Change in address for critical supplier - does NB need to be informed?

Ronen E

Problem Solver
Moderator
Update for anyone reading: We contacted our notified body and they approved the change. The supplier will be re-audited and we would need to change all our technical data files and other internal documentations accordingly.
Thanks for updating! I suspected as much.

I'm not sure though what "they approved the change" means. I didn't think NBs have the power to "approve" significant changes under MDR transitional provisions for MDD legacy devices. In my understanding the only way to "approve the change" would be to go through the full-blast MDR certification, regardless of the existence of MDD certifications. Is that what's planned? "change all our technical data files and other internal documentations accordingly" (read: in full accordance with all applicable MDR requirements) seems to be in line with that. I hope you realise the magnitude/weight of this undertaking. I also hope your NB can (and actually will) fit your MDR certification in within a reasonable timeframe.
 

EmiliaBedelia

Quite Involved in Discussions
With respect to significant changes under the MDR transition: reference MDCG 2020-3. This guidance describes the types of changes that can be made under Article 120 of MDR (provisions for the transitional period).

From this guidance:
"Furthermore, all changes not having an impact on the design or the intended purpose of the device can be regarded as not significant in the meaning of MDR Article 120(3). This is the case for example of relocation or addition of new manufacturing sites, including when it affects subcontractors or suppliers, or of certain changes of the quality management system, provided that the conditions for which the conformity assessment certification was granted are maintained. Nevertheless, such changes continue to be subject to the agreed notification procedure identified in the first paragraph of the current section. The manufacturer should always remain responsible for providing evidence that all the above-mentioned changes do indeed neither affect the design nor the intended purpose."

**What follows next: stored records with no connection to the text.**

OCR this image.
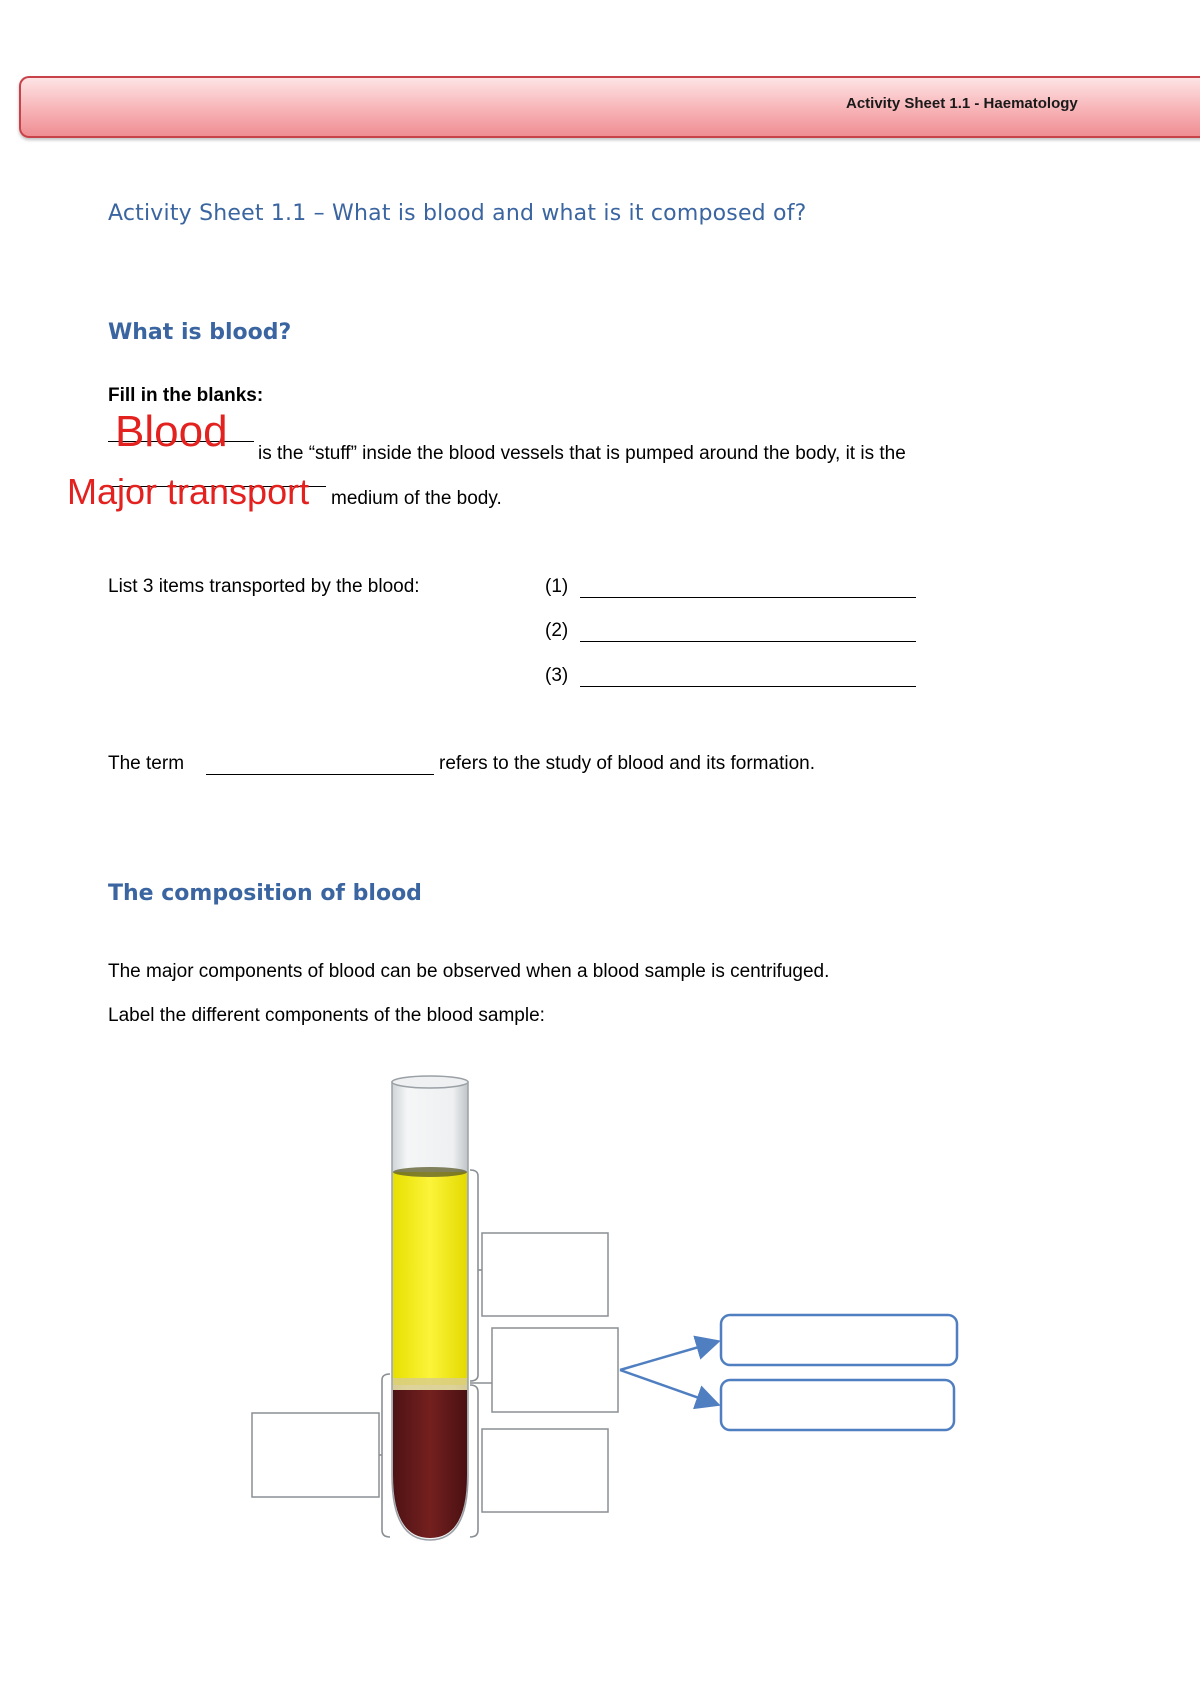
Activity Sheet 1.1 - Haematology
Activity Sheet 1.1 – What is blood and what is it composed of?
What is blood?
Fill in the blanks:
Blood is the “stuff” inside the blood vessels that is pumped around the body, it is the
Major transport medium of the body.
List 3 items transported by the blood:	(1)
(2)
(3)
The term	refers to the study of blood and its formation.
The composition of blood
The major components of blood can be observed when a blood sample is centrifuged.
Label the different components of the blood sample:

From my understanding, the distinction here is that there are "substantial changes" per the 2014 NBOG guidance (ie, changes that are identified as substantial vs. non substantial as far as whether your NB needs to be notified), and there are "significant changes" under Article 120 (changes that are allowed to be made to MDD products under the MDR transition). These are 2 different things so while you may need to notify your NB about a change, if it's "not a significant change to design or intended use" under Article 120 you can still implement.

To answer OP's original question: Others have brought up process validation/verification for manufacturing site moves, but just to add on:
Part of the reason you need to provide critical subcontractors to your NB is because they will audit them. They need the contact info/address so that they can show up at that site and do an audit. If you know your NB has some information on file, it is probably a good idea to update that information if it changes.
Real life example: A company did not keep up with their subcontractor list. NB showed up at the contractor for an unannounced audit, contractor said "We haven't done anything for Company in years". NB was not happy about having their time wasted.
 

Ronen E

Problem Solver
Moderator
With respect to significant changes under the MDR transition: reference MDCG 2020-3. This guidance describes the types of changes that can be made under Article 120 of MDR (provisions for the transitional period).

From this guidance:
"... provided that the conditions for which the conformity assessment certification was granted are maintained. ..."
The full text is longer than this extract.